The Scratch That Corrupts

In testament to the inefficacy and corruption inherent in government intervention in private markets, Peter Earle offers a number of examples of government planning gone awry. It’s not difficult to understand the dysfunction:

A sovereign wealth fund would not, whatever the intentions of its government administrators, be guided purely by market signals but rather by political interests. That virtually ensures poor investment choices, investments in politically favored industries, and/or wasteful subsidies tending to yield subpar returns. 

Government officials will not have the same rigorous concern for opportunity costs that drives private investors and for-profit managers, as bureaucratic decision-making is often guided by political priorities and budget cycles rather than the disciplined allocation of capital to its most productive use. The Knowledge Problem is real — and ignoring it is expensive.

Big money in government is an invitation to corruption, and an SWF is no exception. According to the Carnegie Endowment for International Peace:

“…there are systemic governance issues and regulatory gaps that can enable SWFs to act as conduits of corruption, money laundering, and other illicit activities.

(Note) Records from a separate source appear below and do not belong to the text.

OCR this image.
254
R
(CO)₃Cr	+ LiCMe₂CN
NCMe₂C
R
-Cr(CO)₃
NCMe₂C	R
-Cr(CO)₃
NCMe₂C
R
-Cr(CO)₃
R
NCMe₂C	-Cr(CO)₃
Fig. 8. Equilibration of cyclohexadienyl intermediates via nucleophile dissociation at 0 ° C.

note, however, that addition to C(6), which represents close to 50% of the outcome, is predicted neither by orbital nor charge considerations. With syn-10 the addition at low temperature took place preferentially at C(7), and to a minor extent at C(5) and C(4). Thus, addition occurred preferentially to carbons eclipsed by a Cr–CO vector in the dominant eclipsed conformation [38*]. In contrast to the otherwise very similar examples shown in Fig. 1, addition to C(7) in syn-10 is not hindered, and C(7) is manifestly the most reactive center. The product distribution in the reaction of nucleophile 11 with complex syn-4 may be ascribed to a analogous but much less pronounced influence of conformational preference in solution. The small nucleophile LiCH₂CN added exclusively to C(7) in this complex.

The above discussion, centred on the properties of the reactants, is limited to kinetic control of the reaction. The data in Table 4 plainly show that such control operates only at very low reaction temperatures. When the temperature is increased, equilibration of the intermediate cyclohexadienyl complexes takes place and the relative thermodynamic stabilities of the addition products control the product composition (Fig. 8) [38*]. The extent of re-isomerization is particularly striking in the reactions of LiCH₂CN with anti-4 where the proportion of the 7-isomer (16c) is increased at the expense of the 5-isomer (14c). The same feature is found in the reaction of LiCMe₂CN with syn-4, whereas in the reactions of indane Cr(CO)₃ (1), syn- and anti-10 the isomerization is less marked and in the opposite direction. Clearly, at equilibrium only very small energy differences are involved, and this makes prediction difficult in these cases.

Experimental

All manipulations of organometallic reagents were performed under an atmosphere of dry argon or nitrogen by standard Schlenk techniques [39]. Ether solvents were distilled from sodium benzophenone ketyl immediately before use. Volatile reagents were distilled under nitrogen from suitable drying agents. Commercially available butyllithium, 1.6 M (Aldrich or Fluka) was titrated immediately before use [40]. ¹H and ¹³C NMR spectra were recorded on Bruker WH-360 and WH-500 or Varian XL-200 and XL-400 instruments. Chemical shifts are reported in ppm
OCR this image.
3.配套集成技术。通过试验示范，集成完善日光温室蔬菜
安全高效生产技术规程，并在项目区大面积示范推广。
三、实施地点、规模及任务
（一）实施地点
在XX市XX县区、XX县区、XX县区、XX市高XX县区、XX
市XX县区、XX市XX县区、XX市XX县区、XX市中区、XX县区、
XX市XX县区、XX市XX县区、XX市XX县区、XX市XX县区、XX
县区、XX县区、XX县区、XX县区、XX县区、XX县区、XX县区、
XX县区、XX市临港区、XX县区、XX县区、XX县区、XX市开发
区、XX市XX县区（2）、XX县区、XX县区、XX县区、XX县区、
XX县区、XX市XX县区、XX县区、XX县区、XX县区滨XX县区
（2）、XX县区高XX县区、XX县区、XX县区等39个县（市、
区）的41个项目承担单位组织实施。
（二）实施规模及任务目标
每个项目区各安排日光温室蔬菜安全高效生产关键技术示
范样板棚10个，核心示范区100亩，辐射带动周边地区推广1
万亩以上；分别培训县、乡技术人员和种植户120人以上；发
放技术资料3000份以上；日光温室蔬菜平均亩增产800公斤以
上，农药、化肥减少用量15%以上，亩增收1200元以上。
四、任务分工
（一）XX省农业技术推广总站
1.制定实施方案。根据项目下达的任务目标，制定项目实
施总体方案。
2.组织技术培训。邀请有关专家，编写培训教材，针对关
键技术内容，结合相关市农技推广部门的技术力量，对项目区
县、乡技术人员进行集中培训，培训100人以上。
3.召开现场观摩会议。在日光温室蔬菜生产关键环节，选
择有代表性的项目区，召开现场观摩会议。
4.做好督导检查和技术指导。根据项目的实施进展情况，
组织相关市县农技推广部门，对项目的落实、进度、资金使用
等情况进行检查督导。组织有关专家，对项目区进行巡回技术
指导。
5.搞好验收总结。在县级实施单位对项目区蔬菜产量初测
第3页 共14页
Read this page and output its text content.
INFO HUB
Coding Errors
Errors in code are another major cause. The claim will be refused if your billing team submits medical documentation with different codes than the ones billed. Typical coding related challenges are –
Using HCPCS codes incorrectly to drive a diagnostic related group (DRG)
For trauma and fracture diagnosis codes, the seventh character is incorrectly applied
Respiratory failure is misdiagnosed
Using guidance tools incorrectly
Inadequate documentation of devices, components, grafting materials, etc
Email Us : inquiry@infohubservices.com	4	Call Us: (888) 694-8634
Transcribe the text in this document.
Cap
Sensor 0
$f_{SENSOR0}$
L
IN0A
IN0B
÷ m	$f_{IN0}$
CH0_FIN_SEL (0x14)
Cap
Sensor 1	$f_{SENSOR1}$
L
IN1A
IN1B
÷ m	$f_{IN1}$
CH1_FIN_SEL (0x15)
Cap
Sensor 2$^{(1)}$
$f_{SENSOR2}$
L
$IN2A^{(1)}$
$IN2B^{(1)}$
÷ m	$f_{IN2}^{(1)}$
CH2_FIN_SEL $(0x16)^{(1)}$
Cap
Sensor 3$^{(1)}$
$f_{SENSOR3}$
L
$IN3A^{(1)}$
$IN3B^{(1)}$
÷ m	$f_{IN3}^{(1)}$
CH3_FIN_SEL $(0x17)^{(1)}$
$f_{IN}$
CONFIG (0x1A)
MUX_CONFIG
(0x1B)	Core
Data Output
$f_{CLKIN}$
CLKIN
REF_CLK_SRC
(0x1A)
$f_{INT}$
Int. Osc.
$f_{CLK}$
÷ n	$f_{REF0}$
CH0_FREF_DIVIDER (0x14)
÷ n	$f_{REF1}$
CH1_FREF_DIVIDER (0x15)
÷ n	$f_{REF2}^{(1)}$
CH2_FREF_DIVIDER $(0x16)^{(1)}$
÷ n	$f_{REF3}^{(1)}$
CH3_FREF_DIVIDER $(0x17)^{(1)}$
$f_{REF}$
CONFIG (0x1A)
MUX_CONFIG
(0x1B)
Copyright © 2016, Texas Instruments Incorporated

Therefore, the management and operations of an SWF require great transparency as well as strong governance and oversight. This obviously adds a layer of cost as well.

Sound Planning

There is an economic rationale for holding funds in reserve for certain, earmarked purposes. For example, private businesses usually maintain reserves for the upkeep or replacement of physical capital. Shouldn’t the government do the same for public infrastructure such as highways or harbors? Public investments in physical capital should be planned such that the flow of tax revenue is adequate to replenish infrastructure from wear and tear. To the extent that the necessary expenditures are “lumpy”, however, a maintenance reserve fund is sound practice, as long as its management is transparent and accountable, and its holdings represent prudent risks.

Another example is the maintenance of a reserve fund for pension payments. This is a reasonable and even necessary practice under traditional defined benefit plans, but those plans have often fallen short of their obligations in practice. The private sector stayed ahead of this risk by shifting overwhelmingly to defined contribution plans. As part of this shift, the existing pension obligations of many private entities were converted to vested “cash value” balances. The public sector should do the same, putting employees in charge of their own retirement savings.

Countries with SWFs tend to be small and also tend to run budget surpluses. Very often, they are funded with revenue earned from abundant natural resources. But even those governments short-change their citizens by failing to reduce tax rates, which would promote growth.

Nonsensical Appeal to Nationalism

Why does the creation of an SWF sound so good to people who should know better? I think it has something to do with the nationalist urge to embrace symbols of patriotic strength. An SWF might evoke the emotive impact of phrases like “sound money” or “a strong dollar”. But in the presence of a large public debt and large, continuing budget deficits, the kind of SWF envisioned by Trump would be counterproductive. Future obligations to pay down the public debt are better addressed in the present, to the extent possible. The government has no business hoarding private financial assets as a means of outrunning debt. Sure, the return on equity usually exceeds the interest rate on public debt, but private investors are better at allocating capital than government, so government should not attempt to take on that role.